Seinfeld
(Ep. The Barber)
George’s Strategy
By Amir Faress • 12/25/19
Before George’s job interview is interrupted, his boss-to-be complements him on how he just “gets things” and that he “doesn’t need things explained” to him. The interview ends in a cliffhanger; George cannot be sure if he is actually hired, as the words “You’re hired!” were never uttered. And he can’t just call and ask (that would mean he doesn’t actually “get things.”) To make matters worse, the boss will be on a vacation for the following two weeks.
So George decides simply to show up. What’s the worst thing that could happen?

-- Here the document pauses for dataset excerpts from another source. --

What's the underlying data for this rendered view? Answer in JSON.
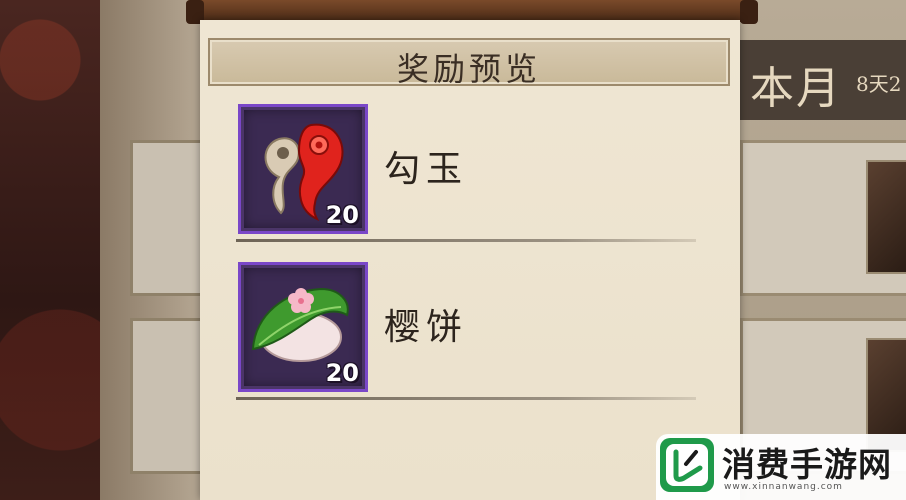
{
  "dialog": {
    "title": "奖励预览",
    "rewards": [
      {
        "name": "勾玉",
        "count": "20",
        "icon": "magatama-icon"
      },
      {
        "name": "樱饼",
        "count": "20",
        "icon": "sakura-mochi-icon"
      }
    ]
  },
  "background": {
    "header_text": "本月",
    "header_sub": "8天2"
  },
  "watermark": {
    "brand": "消费手游网",
    "url": "www.xinnanwang.com"
  },
  "colors": {
    "item_frame_border": "#7a47c8",
    "parchment": "#efe6d3",
    "brand_green": "#1f9a4a"
  }
}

If he was actually hired, the staff certainly did not know about it. When on his first day at work a staff member suggests calling the boss to ask about the office assigned to him, George refuses and settles for the smaller office. There’s a logic to George’s strategy. If he is hired, he is hired. If he is not hired, he intends to put in a couple of weeks of free work in hopes of impressing the boss or at least guilting him into hiring him.
What confounds the story is that George does literally no work in the course of the two weeks that he awaits the boss’s return. Even when given an assignment (the Penski file), he does not take even the smallest steps toward figuring it out. This part is counterintuitive. He has every motivation to do some work. It makes no sense for George not to work on the Penski file, because even if he was actually hired, he would certainly lose his job for failure to do any work, which is exactly what happens when the boss returns.